Sidoarjo, Memo |
Deru kereta api yang memekakkan telinga menjadi lagu pengantar tidur bagi Zafa, bayi berusia 11 bulan. Di bawah kolong jembatan yang dingin dan berdebu, di antara lalu lalang kendaraan yang tak pernah berhenti, bocah itu tumbuh dalam dekapan ayahnya, Akhmad Yusuf Afandi (32).
Bagi Yusuf, setiap tetes susu Zafa adalah harga dari perutnya yang seringkali keroncongan. Ia memilih menahan lapar, mengikis sisa tenaganya sebagai pemulung, demi memastikan sang buah hati tak kekurangan gizi.
Kisah pilu ini bermula dari sebuah kehilangan yang mendalam. Dua bulan setelah melahirkan Zafa, sang istri tercinta menghembuskan napas terakhir.

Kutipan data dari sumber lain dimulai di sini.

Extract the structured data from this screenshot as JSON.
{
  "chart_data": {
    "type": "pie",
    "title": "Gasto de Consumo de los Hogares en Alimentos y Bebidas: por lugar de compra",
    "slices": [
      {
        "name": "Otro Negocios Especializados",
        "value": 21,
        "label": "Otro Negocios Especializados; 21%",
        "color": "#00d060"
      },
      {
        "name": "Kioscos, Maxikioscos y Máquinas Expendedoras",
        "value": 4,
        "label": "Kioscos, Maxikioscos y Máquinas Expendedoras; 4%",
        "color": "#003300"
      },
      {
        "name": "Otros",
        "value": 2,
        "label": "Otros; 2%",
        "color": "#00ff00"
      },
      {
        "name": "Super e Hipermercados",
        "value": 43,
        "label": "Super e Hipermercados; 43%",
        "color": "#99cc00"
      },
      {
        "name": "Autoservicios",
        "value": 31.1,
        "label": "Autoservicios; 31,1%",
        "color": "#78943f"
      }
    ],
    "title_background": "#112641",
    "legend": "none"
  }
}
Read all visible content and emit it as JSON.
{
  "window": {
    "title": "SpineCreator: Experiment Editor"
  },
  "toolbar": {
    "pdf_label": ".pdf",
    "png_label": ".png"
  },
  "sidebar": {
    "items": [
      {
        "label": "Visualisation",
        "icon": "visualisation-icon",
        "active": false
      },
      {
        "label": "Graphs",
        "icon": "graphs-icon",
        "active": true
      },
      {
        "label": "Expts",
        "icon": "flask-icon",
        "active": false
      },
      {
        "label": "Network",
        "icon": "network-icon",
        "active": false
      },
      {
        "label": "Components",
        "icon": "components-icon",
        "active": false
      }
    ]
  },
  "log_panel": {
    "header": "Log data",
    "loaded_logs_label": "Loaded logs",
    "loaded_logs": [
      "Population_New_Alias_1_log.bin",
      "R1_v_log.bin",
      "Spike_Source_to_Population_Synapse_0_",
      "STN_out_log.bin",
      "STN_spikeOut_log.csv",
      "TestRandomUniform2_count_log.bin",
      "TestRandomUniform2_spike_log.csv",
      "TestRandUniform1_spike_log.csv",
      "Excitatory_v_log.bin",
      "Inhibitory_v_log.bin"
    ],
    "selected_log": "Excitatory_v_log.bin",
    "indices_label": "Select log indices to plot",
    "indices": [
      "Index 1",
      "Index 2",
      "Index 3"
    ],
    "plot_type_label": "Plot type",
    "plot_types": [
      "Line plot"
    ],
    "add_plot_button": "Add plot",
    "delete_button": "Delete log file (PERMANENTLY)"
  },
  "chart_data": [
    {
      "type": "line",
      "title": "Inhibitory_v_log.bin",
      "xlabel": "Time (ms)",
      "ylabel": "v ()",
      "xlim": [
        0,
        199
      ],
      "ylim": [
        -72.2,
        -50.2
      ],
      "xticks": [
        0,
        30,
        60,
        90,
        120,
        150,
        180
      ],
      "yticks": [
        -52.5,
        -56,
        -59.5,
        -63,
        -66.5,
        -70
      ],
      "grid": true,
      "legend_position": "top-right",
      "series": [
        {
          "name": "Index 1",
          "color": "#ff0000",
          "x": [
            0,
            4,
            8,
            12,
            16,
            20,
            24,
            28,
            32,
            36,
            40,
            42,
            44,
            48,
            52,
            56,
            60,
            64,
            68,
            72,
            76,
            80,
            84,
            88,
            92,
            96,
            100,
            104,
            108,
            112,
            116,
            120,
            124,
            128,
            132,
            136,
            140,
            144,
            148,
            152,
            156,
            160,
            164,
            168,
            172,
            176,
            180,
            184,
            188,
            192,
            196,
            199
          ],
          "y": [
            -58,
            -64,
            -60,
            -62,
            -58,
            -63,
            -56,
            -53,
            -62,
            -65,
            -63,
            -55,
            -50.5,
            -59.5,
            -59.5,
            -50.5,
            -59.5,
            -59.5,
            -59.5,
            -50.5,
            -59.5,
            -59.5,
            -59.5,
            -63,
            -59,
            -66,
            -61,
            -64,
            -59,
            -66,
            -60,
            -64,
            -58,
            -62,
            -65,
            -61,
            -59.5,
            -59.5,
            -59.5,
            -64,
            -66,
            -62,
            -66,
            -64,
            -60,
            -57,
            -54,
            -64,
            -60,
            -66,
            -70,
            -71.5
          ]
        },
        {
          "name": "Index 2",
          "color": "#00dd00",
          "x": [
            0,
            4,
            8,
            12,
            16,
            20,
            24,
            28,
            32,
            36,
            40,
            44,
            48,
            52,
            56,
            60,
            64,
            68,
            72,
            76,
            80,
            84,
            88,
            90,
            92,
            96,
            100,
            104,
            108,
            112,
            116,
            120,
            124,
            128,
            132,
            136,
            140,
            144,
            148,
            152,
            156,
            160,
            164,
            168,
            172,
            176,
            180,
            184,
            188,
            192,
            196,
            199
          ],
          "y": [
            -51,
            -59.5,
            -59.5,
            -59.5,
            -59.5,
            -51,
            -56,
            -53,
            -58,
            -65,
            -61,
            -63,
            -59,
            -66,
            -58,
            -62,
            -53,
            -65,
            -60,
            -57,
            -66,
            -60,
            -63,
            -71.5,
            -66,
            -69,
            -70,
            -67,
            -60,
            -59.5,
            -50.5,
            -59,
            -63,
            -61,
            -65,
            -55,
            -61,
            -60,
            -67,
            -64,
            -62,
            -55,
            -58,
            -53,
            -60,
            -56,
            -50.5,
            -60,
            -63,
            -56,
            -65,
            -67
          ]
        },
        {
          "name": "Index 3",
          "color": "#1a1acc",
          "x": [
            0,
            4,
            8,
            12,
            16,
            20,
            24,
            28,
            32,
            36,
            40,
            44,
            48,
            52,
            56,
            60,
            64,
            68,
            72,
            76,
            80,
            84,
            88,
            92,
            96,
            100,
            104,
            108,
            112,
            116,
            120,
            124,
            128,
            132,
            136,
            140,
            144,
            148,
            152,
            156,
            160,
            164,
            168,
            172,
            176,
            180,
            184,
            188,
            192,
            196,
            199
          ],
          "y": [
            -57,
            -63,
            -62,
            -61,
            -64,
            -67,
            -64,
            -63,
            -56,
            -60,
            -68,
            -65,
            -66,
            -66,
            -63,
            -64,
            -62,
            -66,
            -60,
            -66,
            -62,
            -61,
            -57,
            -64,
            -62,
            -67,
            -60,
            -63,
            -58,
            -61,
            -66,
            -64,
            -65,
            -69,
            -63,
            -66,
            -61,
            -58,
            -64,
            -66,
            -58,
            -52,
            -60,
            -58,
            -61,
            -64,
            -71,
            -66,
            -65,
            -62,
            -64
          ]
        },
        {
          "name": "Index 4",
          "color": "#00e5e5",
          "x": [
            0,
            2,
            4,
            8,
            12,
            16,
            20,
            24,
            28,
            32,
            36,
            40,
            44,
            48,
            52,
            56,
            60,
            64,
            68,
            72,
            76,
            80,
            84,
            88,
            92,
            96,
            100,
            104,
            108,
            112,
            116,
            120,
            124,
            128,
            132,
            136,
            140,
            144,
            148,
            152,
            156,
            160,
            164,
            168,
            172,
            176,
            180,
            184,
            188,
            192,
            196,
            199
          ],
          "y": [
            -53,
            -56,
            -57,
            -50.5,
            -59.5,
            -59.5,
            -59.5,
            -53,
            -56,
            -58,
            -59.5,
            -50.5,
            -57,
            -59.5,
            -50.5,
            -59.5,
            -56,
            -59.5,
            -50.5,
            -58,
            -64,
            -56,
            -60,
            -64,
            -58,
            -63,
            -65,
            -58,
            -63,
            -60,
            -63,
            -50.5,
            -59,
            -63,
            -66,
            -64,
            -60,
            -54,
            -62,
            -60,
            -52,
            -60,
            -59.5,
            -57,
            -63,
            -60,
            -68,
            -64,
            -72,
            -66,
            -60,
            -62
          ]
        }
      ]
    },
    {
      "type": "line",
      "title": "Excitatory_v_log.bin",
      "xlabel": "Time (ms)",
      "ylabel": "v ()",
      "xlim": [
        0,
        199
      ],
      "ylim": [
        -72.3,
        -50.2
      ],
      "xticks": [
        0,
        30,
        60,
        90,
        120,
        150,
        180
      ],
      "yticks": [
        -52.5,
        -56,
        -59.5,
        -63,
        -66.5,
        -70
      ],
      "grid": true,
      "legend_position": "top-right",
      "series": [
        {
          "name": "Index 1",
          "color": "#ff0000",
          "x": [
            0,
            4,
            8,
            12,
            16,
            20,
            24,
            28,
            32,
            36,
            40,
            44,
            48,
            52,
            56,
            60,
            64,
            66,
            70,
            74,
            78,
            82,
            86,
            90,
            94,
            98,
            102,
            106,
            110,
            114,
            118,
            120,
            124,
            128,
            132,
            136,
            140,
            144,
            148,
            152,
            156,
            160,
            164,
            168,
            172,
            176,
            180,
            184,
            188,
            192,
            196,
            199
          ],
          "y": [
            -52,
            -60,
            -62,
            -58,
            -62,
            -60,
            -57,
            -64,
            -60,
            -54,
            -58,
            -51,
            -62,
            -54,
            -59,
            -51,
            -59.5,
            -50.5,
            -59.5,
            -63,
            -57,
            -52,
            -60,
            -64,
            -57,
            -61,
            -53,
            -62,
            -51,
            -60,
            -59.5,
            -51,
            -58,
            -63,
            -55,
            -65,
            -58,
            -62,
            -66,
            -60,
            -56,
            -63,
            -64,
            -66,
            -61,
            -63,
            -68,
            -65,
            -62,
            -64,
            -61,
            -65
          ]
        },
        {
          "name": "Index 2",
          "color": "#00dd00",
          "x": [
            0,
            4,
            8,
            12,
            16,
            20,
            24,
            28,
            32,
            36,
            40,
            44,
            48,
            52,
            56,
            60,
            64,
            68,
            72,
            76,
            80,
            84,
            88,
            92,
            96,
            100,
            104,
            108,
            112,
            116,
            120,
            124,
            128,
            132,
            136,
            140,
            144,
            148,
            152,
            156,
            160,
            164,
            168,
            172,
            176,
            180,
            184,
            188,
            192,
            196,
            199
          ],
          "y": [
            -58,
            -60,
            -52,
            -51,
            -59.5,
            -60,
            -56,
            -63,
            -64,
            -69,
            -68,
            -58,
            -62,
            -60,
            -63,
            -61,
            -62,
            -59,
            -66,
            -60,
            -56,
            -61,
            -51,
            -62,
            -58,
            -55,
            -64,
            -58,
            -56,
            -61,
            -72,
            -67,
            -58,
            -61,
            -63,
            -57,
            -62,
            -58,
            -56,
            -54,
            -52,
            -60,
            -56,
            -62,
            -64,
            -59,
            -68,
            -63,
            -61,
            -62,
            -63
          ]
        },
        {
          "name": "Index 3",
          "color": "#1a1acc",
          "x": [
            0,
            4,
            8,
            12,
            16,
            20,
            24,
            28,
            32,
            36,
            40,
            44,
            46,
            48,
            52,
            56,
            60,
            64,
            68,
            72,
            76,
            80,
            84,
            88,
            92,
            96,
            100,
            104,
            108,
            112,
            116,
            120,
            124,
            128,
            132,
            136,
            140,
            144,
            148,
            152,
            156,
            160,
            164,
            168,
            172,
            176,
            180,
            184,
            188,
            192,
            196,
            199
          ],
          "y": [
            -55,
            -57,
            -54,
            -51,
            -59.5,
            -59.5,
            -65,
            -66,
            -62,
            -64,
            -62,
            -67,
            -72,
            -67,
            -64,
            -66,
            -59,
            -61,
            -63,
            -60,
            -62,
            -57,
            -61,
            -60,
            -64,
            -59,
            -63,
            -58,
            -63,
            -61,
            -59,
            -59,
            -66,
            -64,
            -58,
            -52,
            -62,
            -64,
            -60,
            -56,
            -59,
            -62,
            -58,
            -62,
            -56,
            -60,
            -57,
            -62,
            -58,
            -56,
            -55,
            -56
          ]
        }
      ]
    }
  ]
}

Duka mendalam berpadu dengan himpitan ekonomi. Tak sanggup lagi membayar kontrakan, Yusuf dan Zafa terpaksa mencari atap di tempat yang tak layak huni, di kolong jembatan Sidoarjo.
Namun, akar kepedihan Yusuf ternyata telah menjalar jauh ke masa lalu. Masa kecilnya adalah serpihan-serpihan kenangan pahit.
Orang tua yang menghilang tanpa jejak, masa kecil di panti asuhan yang sunyi dari kasih sayang keluarga, dan perpisahan dengan saudara-saudara kandung menjadi lukisan buram masa lalunya.
Kolong jembatan, bagi Yusuf, bukanlah awal dari nestapa, melainkan babak baru dalam rentetan ujian hidup yang seolah tak berkesudahan.
Sebuah unggahan sederhana di media sosial, melalui lensa akun Instagram dan TikTok @najib_spbu, menjadi jendela bagi dunia untuk mengintip kehidupan Yusuf dan Zafa.
Video yang menampilkan keduanya di tengah keterbatasan itu dengan cepat menyebar, menyentuh hati warganet yang bersimpati. Di balik viralitas itu, muncul pertanyaan besar: bagaimana nasib mereka setelah sorotan publik menghampiri?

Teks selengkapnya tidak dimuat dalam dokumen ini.